The question in the OP concerns approximation of the f(.) in: y = f(x) where the...

mtdewcmu · on Sept 2, 2014

I think I know the problem you're referring to (despite not having the right kind of specialist training to actually work in this field). I think that the fact that random or quasirandom probes are able to explore these high-dimensional spaces fairly effectively is evidence that the problem is somehow not exponential and therefore tractable in some fashion. Does that sound relevant?

mturmon · on Sept 3, 2014

Yes, your observation is relevant.

One has to be careful to separate the functional-approximation problem (which is in the OP) from the statistical-model-selection problem (which is NOT in the OP).
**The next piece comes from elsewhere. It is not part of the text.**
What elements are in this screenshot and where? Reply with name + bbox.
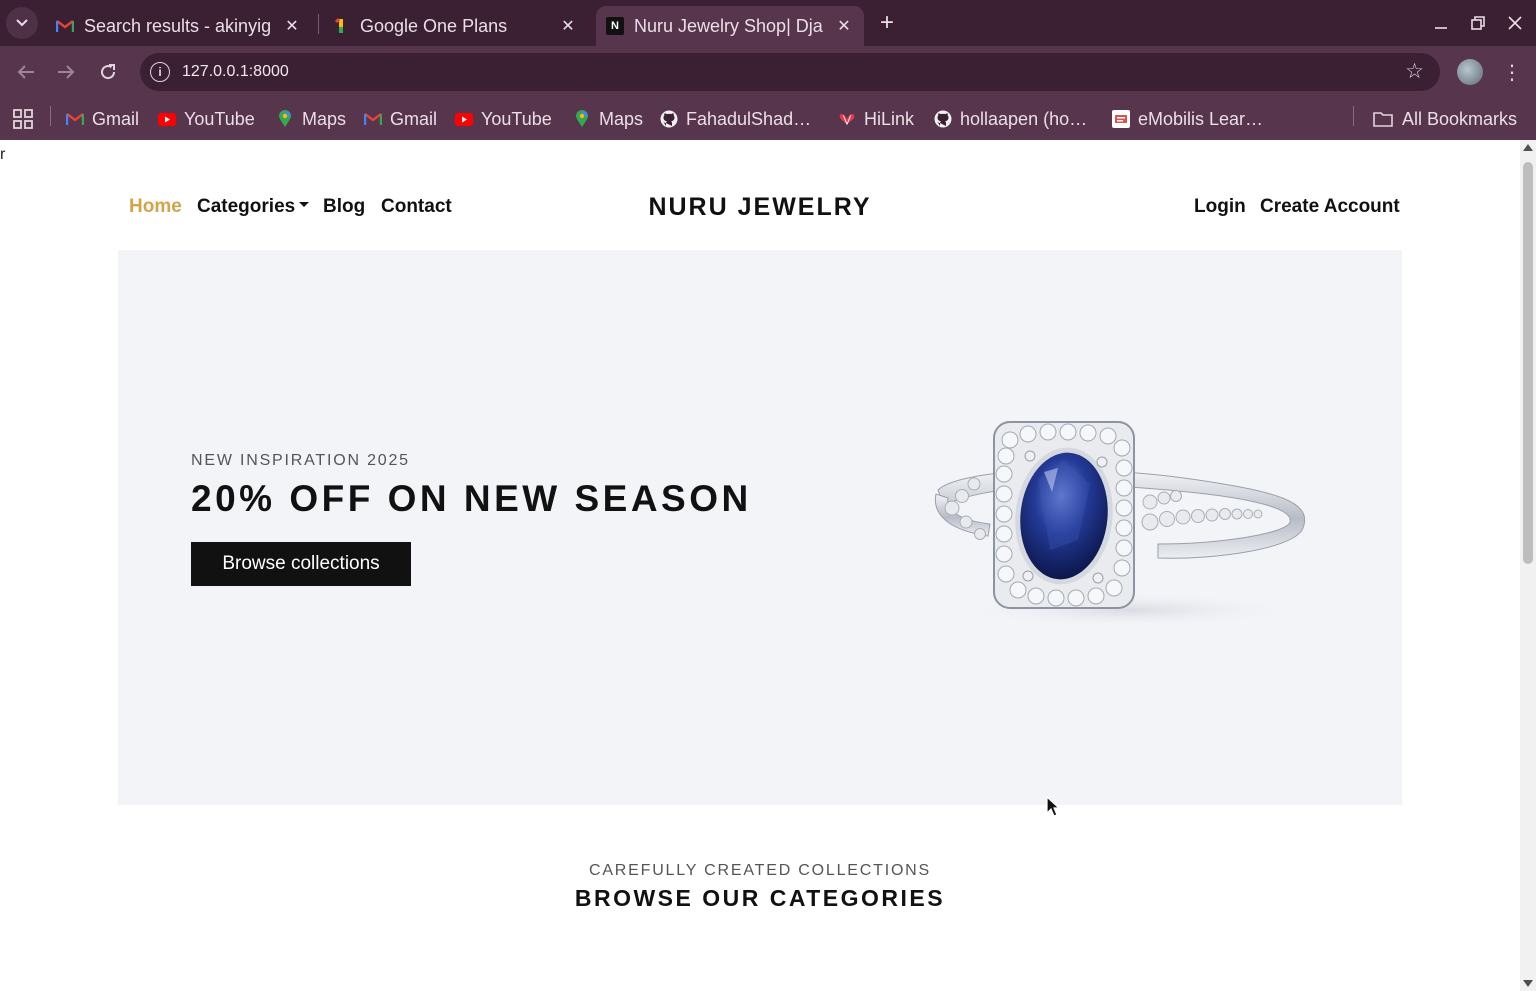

The statistical-model-selection problem is easier in some ways (you don't have to approximate the function everywhere, just where you get data; if you didn't get data somewhere, you don't care what happens there).

It is harder in some ways (all that probabilistic folderol, plus, your data is noisy).

There are results that give rates for the functional-approximation problem. By rates, I mean, how good is the approximation versus number of hidden units. The best work I know of is by Andrew Barron, but that was in the mid/late 1990s. He's like a genius bulldozer, so his papers are tough going. You'll note that the Cybenko results, like in the OP, do not give rates. This is obviously a huge difference.

There are also results in the statistical-model-selection problem, of course. With rates. That's Vladimir Vapnik's big contribution, later carried on by others. One of the main results is that a model class has an intrinsic complexity (VC dimension, or other measures) and you only need to have order-of that many random probes to get (close to) the best model in the class. No matter what the dimensionality of the space where the data lives.

This is precisely the point you're making above.

My comment is getting too long, but: notice that the statistical-model-selection work only speaks about how to get (close to) the best model in the model class. You then have to make sure your model class is full enough to get close to the optimal rule (which is chosen by Nature, or whatever).

So to make a full theory, you need both pieces: how to choose a big-enough model class (functional approx.) and how to select a good-enough member of the model class (statistical model selection).

Typically there is a total error having one term for each of the two effects, and therefore a balancing act between making the model class big enough to approximate anything, vs. making it small so that you can easily select a good model. If you look at it sideways, this therefore looks like an optimization problem with a Lagrange multiplier penalizing model complexity. So it's quite elegant.